Sharon's full translation of Sarah's work is a short animation, which traces the journey into the mirror and back. “I live in two languages, haunted by a third. There is constant movement as a word thought in one language passes into a spoken word in another. This happens in the life between one image (another’s) and another (mine).  An  image, precisely thought,  is – and passes through – a mirror. This is quite a literal translation of the image that preceded it (the gap or void, the blue cast that is taken from the image before, the decorative detail that might be supposed to be feminine). It is impossible to keep completely still, even when caught or fixed.” www.sharonkivland.com

(Image: Grant Cox/ Portus Project)

Visual Representation: The Portus Project has explored the creation of alternative methods for representing interpretations of the site, and the methods employed on the project, and for delivering these online, in exhibitions, publications and on site. This has included the production of computer graphic models, and also collaboration with professional photographers and with artists. For example, Rose Ferraby produced a series of screen prints reflecting archaeological processes such as geophysics and aerial photography in use at Portus. We have also looked at early plans of the site, including that of Rodolfo Lanciani and Italo Gismondi, and are currently examining contemporary Roman representations of the port, in particular the reverse of a sestertius of AD 112-114 showing the Trajanic basin and surrounding buildings., with Bernard Woytek (Institut für Kulturgeschichte der Antike der Österreichischen Akademie der Wissenschaften).

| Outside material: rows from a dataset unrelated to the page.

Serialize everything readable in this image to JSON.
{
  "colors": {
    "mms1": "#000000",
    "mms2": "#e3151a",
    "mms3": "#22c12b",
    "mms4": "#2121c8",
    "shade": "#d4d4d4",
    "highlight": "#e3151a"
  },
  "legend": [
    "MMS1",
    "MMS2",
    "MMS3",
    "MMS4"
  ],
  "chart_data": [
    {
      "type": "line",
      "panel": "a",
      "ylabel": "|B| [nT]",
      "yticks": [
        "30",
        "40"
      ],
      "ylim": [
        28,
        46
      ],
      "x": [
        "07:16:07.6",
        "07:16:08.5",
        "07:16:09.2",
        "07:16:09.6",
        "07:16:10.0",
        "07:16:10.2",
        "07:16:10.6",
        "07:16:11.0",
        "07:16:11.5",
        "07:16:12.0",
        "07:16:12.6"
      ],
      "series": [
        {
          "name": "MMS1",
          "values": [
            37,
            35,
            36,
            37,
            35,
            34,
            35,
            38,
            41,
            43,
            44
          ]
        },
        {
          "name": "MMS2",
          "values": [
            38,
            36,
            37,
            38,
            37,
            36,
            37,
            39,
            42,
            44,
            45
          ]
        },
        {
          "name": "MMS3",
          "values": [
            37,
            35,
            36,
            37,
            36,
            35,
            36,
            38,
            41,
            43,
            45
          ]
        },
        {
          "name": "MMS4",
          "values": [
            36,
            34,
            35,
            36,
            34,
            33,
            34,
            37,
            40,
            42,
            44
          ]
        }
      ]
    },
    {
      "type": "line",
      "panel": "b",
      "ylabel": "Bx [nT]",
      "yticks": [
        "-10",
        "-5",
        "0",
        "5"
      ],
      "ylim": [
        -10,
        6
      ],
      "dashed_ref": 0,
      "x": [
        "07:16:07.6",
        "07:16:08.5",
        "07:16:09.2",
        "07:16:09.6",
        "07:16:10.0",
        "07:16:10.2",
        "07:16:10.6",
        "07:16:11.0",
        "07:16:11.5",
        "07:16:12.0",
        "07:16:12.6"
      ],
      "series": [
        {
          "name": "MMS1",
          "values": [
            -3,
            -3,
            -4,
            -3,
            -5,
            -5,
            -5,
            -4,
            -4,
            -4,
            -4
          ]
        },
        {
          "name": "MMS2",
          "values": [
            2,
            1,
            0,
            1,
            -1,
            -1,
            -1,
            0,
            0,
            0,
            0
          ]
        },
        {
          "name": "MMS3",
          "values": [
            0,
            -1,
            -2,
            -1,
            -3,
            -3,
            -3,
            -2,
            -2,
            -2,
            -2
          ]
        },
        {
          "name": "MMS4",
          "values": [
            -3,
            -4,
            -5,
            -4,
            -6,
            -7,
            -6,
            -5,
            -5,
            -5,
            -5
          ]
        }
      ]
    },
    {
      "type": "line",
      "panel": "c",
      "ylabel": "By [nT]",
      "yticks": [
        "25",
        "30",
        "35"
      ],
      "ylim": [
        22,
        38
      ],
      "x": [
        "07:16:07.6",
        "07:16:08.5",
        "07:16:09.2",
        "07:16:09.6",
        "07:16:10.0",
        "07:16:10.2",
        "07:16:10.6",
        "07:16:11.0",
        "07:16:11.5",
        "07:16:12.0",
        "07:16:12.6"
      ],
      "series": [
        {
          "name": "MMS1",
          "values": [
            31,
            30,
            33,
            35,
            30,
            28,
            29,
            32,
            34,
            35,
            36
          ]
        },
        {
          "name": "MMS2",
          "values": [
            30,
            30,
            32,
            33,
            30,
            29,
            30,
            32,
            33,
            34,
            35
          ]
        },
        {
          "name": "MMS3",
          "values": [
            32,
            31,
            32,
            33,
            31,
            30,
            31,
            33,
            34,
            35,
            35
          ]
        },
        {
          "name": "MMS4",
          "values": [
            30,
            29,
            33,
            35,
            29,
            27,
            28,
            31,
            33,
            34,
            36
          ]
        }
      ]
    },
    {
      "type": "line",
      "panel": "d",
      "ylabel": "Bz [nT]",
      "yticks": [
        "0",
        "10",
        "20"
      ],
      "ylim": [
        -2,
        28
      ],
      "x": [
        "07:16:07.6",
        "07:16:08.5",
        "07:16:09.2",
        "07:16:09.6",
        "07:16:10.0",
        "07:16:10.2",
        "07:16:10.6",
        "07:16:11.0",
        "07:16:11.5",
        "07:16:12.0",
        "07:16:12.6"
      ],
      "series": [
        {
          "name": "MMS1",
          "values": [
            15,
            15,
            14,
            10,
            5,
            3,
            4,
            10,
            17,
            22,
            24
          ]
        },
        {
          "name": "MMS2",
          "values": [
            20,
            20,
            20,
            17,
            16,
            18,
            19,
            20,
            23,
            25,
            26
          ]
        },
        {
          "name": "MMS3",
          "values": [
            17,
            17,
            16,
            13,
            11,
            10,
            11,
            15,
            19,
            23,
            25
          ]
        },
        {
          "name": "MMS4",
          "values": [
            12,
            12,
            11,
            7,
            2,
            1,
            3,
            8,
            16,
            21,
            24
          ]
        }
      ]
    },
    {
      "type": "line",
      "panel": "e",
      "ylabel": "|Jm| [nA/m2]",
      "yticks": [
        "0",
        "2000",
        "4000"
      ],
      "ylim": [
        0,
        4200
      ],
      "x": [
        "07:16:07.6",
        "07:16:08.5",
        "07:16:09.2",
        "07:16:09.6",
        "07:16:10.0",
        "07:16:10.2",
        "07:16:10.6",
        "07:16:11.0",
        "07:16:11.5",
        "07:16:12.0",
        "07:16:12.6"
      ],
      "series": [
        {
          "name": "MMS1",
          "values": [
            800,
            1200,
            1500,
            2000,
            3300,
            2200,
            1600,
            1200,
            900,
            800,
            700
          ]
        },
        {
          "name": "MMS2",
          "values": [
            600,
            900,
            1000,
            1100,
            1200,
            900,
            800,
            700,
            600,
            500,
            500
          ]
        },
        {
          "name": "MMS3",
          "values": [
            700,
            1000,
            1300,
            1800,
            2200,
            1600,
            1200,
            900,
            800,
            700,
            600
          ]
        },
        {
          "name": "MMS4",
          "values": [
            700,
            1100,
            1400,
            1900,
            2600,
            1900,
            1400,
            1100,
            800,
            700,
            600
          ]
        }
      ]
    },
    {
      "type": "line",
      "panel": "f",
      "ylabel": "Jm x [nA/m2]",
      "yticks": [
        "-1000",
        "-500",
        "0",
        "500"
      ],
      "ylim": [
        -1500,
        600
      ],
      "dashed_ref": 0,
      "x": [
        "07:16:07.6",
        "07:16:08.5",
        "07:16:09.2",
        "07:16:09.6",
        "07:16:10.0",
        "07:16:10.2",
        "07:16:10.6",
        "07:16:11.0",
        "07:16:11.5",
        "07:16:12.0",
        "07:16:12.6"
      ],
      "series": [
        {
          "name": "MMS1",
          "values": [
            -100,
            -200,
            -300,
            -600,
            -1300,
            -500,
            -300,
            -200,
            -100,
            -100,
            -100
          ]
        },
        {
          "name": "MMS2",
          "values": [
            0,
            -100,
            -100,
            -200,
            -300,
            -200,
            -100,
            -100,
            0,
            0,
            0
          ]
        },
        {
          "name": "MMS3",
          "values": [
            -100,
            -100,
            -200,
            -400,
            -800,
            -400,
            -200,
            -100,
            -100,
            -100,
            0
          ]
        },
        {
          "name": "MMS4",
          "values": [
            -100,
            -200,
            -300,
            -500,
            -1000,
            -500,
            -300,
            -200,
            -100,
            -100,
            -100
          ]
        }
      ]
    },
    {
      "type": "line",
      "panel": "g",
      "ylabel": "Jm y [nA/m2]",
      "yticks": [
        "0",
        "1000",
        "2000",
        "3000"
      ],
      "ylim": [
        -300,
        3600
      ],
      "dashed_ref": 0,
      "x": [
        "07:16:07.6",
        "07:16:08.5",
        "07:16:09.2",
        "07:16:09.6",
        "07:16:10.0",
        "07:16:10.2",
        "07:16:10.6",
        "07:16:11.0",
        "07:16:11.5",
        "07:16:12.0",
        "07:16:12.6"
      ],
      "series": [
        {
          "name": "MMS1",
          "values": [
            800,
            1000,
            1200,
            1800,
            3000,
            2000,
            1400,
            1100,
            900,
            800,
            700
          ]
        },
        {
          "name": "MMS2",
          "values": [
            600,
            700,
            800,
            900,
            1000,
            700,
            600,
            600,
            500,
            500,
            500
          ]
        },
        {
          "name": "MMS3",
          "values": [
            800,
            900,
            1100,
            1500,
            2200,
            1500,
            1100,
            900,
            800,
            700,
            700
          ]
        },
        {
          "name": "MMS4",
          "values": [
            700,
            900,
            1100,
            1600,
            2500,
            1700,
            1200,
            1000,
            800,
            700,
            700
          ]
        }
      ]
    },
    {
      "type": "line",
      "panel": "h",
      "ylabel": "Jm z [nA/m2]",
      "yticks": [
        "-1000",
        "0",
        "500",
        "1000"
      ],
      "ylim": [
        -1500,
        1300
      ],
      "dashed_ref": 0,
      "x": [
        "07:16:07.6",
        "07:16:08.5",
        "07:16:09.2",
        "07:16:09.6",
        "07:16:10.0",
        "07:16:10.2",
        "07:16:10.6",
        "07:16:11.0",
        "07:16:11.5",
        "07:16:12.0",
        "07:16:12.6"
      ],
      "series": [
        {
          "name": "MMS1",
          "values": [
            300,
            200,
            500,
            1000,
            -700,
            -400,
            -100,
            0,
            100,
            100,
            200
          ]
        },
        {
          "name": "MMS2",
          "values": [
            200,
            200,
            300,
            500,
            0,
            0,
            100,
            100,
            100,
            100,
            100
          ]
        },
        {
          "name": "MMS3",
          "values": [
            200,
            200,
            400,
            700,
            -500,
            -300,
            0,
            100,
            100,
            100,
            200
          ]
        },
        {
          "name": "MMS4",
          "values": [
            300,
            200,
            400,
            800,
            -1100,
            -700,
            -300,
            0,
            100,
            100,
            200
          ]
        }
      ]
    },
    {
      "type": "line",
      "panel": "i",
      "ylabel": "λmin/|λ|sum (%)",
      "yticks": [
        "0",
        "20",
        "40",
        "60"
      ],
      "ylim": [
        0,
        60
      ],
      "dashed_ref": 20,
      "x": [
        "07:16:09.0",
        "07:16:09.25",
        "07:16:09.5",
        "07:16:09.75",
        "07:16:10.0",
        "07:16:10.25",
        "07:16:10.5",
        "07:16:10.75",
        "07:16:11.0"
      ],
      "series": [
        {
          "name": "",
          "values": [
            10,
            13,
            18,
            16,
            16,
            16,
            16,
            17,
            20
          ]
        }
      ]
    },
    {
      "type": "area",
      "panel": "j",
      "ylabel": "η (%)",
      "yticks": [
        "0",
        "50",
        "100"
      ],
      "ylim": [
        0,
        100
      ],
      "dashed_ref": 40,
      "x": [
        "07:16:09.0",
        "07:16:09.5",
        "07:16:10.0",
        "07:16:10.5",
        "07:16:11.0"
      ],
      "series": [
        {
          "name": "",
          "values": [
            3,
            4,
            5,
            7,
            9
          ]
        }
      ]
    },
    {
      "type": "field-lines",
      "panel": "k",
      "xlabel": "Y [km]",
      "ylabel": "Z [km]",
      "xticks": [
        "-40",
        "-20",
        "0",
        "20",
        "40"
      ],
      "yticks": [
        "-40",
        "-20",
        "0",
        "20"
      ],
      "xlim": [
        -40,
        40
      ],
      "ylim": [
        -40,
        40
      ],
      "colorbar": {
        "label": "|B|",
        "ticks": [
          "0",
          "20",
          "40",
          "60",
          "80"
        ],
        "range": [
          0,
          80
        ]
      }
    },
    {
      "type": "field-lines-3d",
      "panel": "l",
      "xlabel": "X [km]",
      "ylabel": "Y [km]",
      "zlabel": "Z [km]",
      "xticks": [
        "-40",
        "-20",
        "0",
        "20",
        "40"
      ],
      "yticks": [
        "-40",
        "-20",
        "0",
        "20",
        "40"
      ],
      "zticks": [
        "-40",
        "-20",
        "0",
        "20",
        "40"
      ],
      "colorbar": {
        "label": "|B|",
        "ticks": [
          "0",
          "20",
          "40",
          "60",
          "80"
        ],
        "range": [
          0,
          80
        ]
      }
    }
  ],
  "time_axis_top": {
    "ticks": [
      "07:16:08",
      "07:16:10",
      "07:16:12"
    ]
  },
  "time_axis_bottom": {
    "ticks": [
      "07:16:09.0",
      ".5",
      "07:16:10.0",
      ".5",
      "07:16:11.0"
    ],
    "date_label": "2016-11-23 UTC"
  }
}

(Image: James Miles/ Portus Project)

Data Capture: The Portus Project has worked with technology consultants and researchers to develop and evaluate various methods for capturing archaeological data. These include methods for recording buildings such as laser scanning and gigapixel imaging, and objects, including photogrammetry and Reflectance Transformation Imaging (RTI). We have also experimented with novel capture tools such as Microsoft Kinect and wearable cameras like Looxcie and GoPro as a way of enhancing information exchange and student involvement in the research process.